En el año 2000, el oficialismo determinó que cualquier coalición debería estar dirigida por un único partido, lo que en la práctica dota a esta formación de un mayor peso a la hora de elegir candidatos y disponer de recursos públicos y alimenta por tanto las luchas intestinas. Crisis Group señala en su informe que fue precisamente una coalición la que venció a Ortega en 1990.
El Consejo Supremo Electoral, dominado por personas afines al presidente, canceló recientemente la personería jurídica del Partido de Restauración Democrática, que servía de plataforma a la Coalición Nacional, lo que le impedirá participar en los comicios de noviembre.
LO QUE ESTÁ POR VENIR
El PIB nicaraguüense cayó en el año 2000 un 3 por ciento, un retroceso que en parte sería atribuible a la pandemia de COVID-19, pero que se suma a sendas contracciones del 3,9 por ciento en 2019 y del 4 por ciento en 2018, según datos del Fondo Monetario Internacional (FMI).
En noviembre, dos huracanes provocaron destrozos en Nicaragua equivalentes al 6 por ciento del PIB y el régimen de Ortega ha culpado a la oposición de buscar el declive económico del país centroamericano, reclamando por ejemplo sanciones contra el Gobierno.
La mala situación económica es uno de los principales caldos de cultivo del descontento social, aunque no el único, ya que a lo largo del último año la oposición ha lanzado todo tipo de críticas a un Gobierno que llegó a prohibir el uso de mascarillas y a cesar a trabajadores sanitarios que se desmarcaban de la línea oficial, como constató Human Rights Watch en un informe de junio de 2020.

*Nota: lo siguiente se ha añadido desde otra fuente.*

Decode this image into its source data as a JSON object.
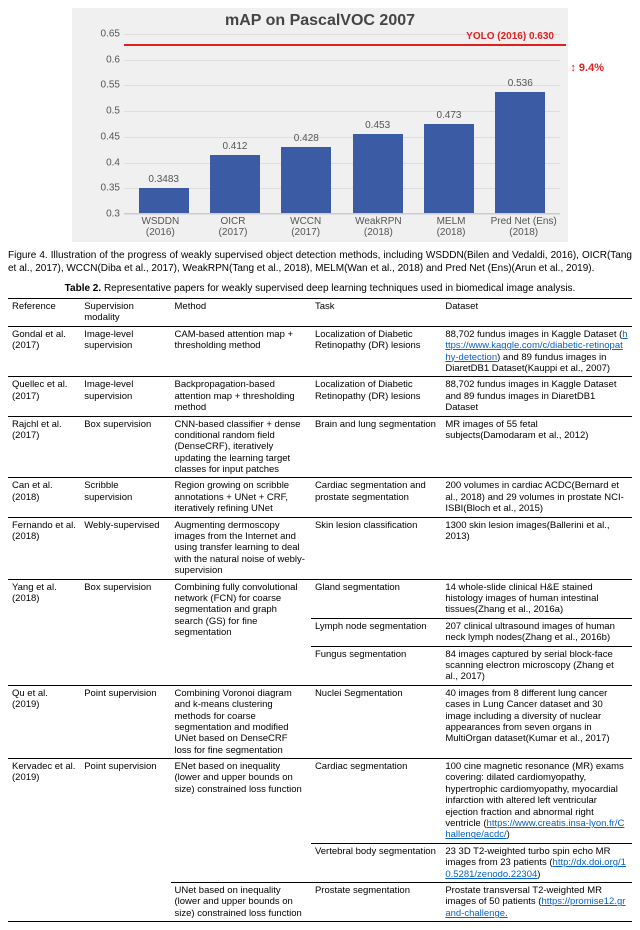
{
  "chart": {
    "title": "mAP on PascalVOC 2007",
    "title_fontsize": 16,
    "background_color": "#f0f0f0",
    "grid_color": "#dddddd",
    "bar_color": "#3b5ba5",
    "text_color": "#555555",
    "ylim": [
      0.3,
      0.65
    ],
    "yticks": [
      0.3,
      0.35,
      0.4,
      0.45,
      0.5,
      0.55,
      0.6,
      0.65
    ],
    "bar_width": 0.7,
    "categories": [
      "WSDDN\n(2016)",
      "OICR\n(2017)",
      "WCCN\n(2017)",
      "WeakRPN\n(2018)",
      "MELM\n(2018)",
      "Pred Net (Ens)\n(2018)"
    ],
    "values": [
      0.3483,
      0.412,
      0.428,
      0.453,
      0.473,
      0.536
    ],
    "ref_line": {
      "value": 0.63,
      "color": "#e02020",
      "label": "YOLO (2016)  0.630"
    },
    "delta_label": "9.4%"
  },
  "fig_caption": "Figure 4. Illustration of the progress of weakly supervised object detection methods, including WSDDN(Bilen and Vedaldi, 2016), OICR(Tang et al., 2017), WCCN(Diba et al., 2017), WeakRPN(Tang et al., 2018), MELM(Wan et al., 2018) and Pred Net (Ens)(Arun et al., 2019).",
  "table_title": "Table 2. Representative papers for weakly supervised deep learning techniques used in biomedical image analysis.",
  "table": {
    "columns": [
      "Reference",
      "Supervision modality",
      "Method",
      "Task",
      "Dataset"
    ],
    "rows": [
      {
        "ref": "Gondal et al. (2017)",
        "sup": "Image-level supervision",
        "method": "CAM-based attention map + thresholding method",
        "task": "Localization of Diabetic Retinopathy (DR) lesions",
        "dataset": "88,702 fundus images in Kaggle Dataset (<a href='#'>https://www.kaggle.com/c/diabetic-retinopathy-detection</a>) and 89 fundus images in DiaretDB1 Dataset(Kauppi et al., 2007)"
      },
      {
        "ref": "Quellec et al. (2017)",
        "sup": "Image-level supervision",
        "method": "Backpropagation-based attention map + thresholding method",
        "task": "Localization of Diabetic Retinopathy (DR) lesions",
        "dataset": "88,702 fundus images in Kaggle Dataset and 89 fundus images in DiaretDB1 Dataset"
      },
      {
        "ref": "Rajchl et al. (2017)",
        "sup": "Box supervision",
        "method": "CNN-based classifier + dense conditional random field (DenseCRF), iteratively updating the learning target classes for input patches",
        "task": "Brain and lung segmentation",
        "dataset": "MR images of 55 fetal subjects(Damodaram et al., 2012)"
      },
      {
        "ref": "Can et al. (2018)",
        "sup": "Scribble supervision",
        "method": "Region growing on scribble annotations + UNet + CRF, iteratively refining UNet",
        "task": "Cardiac segmentation and prostate segmentation",
        "dataset": "200 volumes in cardiac ACDC(Bernard et al., 2018) and 29 volumes in prostate NCI-ISBI(Bloch et al., 2015)"
      },
      {
        "ref": "Fernando et al. (2018)",
        "sup": "Webly-supervised",
        "method": "Augmenting dermoscopy images from the Internet and using transfer learning to deal with the natural noise of webly-supervision",
        "task": "Skin lesion classification",
        "dataset": "1300 skin lesion images(Ballerini et al., 2013)"
      },
      {
        "ref": "Yang et al. (2018)",
        "sup": "Box supervision",
        "rowspan": 3,
        "method": "Combining fully convolutional network (FCN) for coarse segmentation and graph search (GS) for fine segmentation",
        "task": "Gland segmentation",
        "dataset": "14 whole-slide clinical H&E stained histology images of human intestinal tissues(Zhang et al., 2016a)"
      },
      {
        "task": "Lymph node segmentation",
        "dataset": "207 clinical ultrasound images of human neck lymph nodes(Zhang et al., 2016b)"
      },
      {
        "task": "Fungus segmentation",
        "dataset": "84 images captured by serial block-face scanning electron microscopy (Zhang et al., 2017)"
      },
      {
        "ref": "Qu et al. (2019)",
        "sup": "Point supervision",
        "method": "Combining Voronoi diagram and k-means clustering methods for coarse segmentation and modified UNet based on DenseCRF loss for fine segmentation",
        "task": "Nuclei Segmentation",
        "dataset": "40 images from 8 different lung cancer cases in Lung Cancer dataset and 30 image including a diversity of nuclear appearances from seven organs in MultiOrgan dataset(Kumar et al., 2017)"
      },
      {
        "ref": "Kervadec et al. (2019)",
        "sup": "Point supervision",
        "rowspan": 3,
        "method": "ENet based on inequality (lower and upper bounds on size) constrained loss function",
        "task": "Cardiac segmentation",
        "dataset": "100 cine magnetic resonance (MR) exams covering: dilated cardiomyopathy, hypertrophic cardiomyopathy, myocardial infarction with altered left ventricular ejection fraction and abnormal right ventricle (<a href='#'>https://www.creatis.insa-lyon.fr/Challenge/acdc/</a>)"
      },
      {
        "method": "",
        "task": "Vertebral body segmentation",
        "dataset": "23 3D T2-weighted turbo spin echo MR images from 23 patients (<a href='#'>http://dx.doi.org/10.5281/zenodo.22304</a>)"
      },
      {
        "method": "UNet based on inequality (lower and upper bounds on size) constrained loss function",
        "task": "Prostate segmentation",
        "dataset": "Prostate transversal T2-weighted MR images of 50 patients (<a href='#'>https://promise12.grand-challenge.</a>"
      }
    ]
  }
}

Ortega, sin embargo, sigue siendo para muchos el baluarte de la independencia frente a las supuestas injerencias extranjeras, al igual que ocurriría con otros líderes de izquierda del continente como el venezolano Nicolás Maduro y el cubano Miguel Díaz-Canel, ambos aliados del Gobierno de Nicaragua.
Ya han pasado 14 años desde que Ortega alcanzase la Presidencia y sus 75 años de edad hacen especular sobre una posible sucesión que parece encaminada hacia su esposa y vicepresidenta, Rosario Murillo, que ha terminado por convertirse en la principal voz del Ejecutivo y en una defensora sin fisuras de la gestión de su marido.
El escenario postelectoral podría dar pie a esta hipotética sucesión, pero en general todos coinciden con que Murillo no suscita el mismo apoyo que Ortega, ni mucho menos. Un exdiplomático nicaragüense resume para el International Crisis Group lo que él considera un sentir general: «A Ortega le temen, lo respetan y lo quieren, a Rosario solo la temen».